Notch On Mojang Departure: ‘It’s About My Sanity’

by Mike Futter on Sep 15, 2014 at 03:51 AM

Now that Microsoft’s acquisition of Mojang is confirmed, the way forward for the studio and its founders is starting to come into focus. Since the announcement just a bit ago, we’ve known that Markus “Notch” Persson, the creator of Minecraft, is leaving the studio.

In a statement on his personal blog, Notch explains the reasons for his departure. Among them, he cites a recent incident about an end user license agreement with which he had no part.

"I was at home with a bad cold a couple of weeks ago when the internet exploded with hate against me over some kind of EULA situation that I had nothing to do with. I was confused. I didn’t understand," he writes. "I tweeted this in frustration. Later on, I watched the This is Phil Fish video on YouTube and started to realize I didn’t have the connection to my fans I thought I had. I’ve become a symbol. I don’t want to be a symbol, responsible for something huge that I don’t understand, that I don’t want to work on, that keeps coming back to me. I’m not an entrepreneur. I’m not a CEO. I’m a nerdy computer programmer who likes to have opinions on Twitter."

Notch says he’ll be leaving once the deal is finalized and return to smaller experiments and Ludum Dares. And if he stumbles upon another hit? We might never see it.

“If I ever accidentally make something that seems to gain traction, I’ll probably abandon it immediately,” he writes. “Considering the public image of me already is a bit skewed, I don’t expect to get away from negative comments by doing this, but at least now I won’t feel a responsibility to read them.”

Notch stepped away from leading the Minecraft project in December 2011, but he is still seen by many as the face behind the blocky phenom.

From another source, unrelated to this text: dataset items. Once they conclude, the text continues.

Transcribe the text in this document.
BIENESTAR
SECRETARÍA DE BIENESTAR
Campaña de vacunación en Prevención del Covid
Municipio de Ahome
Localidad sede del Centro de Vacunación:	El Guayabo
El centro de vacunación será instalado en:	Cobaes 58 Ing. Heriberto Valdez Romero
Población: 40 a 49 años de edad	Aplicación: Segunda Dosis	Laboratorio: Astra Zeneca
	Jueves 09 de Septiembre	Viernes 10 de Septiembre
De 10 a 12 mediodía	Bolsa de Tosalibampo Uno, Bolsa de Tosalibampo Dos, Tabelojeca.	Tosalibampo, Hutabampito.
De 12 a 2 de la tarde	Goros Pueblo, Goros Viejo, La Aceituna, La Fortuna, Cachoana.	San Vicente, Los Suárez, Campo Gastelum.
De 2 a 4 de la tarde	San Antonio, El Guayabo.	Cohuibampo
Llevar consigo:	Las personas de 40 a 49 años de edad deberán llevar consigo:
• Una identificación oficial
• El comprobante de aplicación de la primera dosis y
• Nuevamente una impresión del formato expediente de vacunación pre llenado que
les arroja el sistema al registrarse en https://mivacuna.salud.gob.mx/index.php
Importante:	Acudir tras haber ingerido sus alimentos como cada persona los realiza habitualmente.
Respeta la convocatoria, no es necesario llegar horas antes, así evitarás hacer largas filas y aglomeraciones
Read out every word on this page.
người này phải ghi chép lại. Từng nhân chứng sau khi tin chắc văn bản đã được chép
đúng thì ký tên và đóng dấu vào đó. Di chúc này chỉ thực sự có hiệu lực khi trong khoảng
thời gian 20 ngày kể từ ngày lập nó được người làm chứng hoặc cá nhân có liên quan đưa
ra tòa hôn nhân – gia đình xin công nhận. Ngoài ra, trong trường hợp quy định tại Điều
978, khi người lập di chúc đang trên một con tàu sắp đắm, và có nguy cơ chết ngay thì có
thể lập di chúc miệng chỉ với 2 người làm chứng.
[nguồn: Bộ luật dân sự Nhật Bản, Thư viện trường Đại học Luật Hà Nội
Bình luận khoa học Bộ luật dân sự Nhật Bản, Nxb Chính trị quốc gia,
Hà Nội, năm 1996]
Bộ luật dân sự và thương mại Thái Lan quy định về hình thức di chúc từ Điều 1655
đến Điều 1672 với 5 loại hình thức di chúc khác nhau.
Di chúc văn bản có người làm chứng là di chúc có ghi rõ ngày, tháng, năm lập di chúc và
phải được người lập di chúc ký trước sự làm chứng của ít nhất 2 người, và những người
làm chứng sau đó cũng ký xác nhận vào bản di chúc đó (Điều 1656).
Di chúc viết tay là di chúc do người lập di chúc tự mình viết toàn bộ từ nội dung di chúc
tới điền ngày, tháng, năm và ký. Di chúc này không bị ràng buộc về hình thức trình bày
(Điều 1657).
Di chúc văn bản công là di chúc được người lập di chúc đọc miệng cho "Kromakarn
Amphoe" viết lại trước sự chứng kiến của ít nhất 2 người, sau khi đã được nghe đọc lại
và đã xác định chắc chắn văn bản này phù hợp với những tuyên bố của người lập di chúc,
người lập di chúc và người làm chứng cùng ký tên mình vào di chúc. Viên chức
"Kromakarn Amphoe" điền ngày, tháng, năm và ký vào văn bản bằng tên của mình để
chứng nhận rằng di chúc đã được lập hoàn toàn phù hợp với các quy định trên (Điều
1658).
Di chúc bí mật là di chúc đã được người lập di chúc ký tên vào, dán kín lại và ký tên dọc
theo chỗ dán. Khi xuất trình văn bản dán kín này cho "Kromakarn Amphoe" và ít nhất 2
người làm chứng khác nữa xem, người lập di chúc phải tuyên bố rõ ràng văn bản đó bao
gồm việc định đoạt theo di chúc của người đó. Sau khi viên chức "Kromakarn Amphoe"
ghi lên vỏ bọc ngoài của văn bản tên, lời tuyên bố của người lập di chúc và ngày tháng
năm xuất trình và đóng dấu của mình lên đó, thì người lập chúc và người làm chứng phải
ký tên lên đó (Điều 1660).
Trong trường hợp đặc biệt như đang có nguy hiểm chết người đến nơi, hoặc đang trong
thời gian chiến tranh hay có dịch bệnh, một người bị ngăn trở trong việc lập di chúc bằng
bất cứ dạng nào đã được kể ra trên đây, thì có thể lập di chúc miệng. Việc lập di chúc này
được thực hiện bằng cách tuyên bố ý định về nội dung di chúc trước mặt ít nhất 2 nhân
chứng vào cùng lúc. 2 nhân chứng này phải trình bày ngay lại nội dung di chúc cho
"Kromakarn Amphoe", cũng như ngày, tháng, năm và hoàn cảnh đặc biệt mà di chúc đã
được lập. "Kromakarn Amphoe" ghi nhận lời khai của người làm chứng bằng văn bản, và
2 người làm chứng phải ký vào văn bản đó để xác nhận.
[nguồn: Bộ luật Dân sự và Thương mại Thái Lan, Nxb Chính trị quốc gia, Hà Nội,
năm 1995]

Along with Notch, Mojang co-founder Carl Manneh will also be leaving.

Notch closes with a promise to fans. "It's not about the money," he writes. "It's about my sanity."



Our Take
This is an emotional goodbye from someone who stumbled into fame. In all of my interactions with Notch, he’s been open and genuine. I hope he finds the peace and quiet he is looking for in his return to tinkering with experimental ideas. Public life can wear on a person, and it’s no surprise that the enormous success of Minecraft has brought with it anonymous anger directed at a man who just wants to create.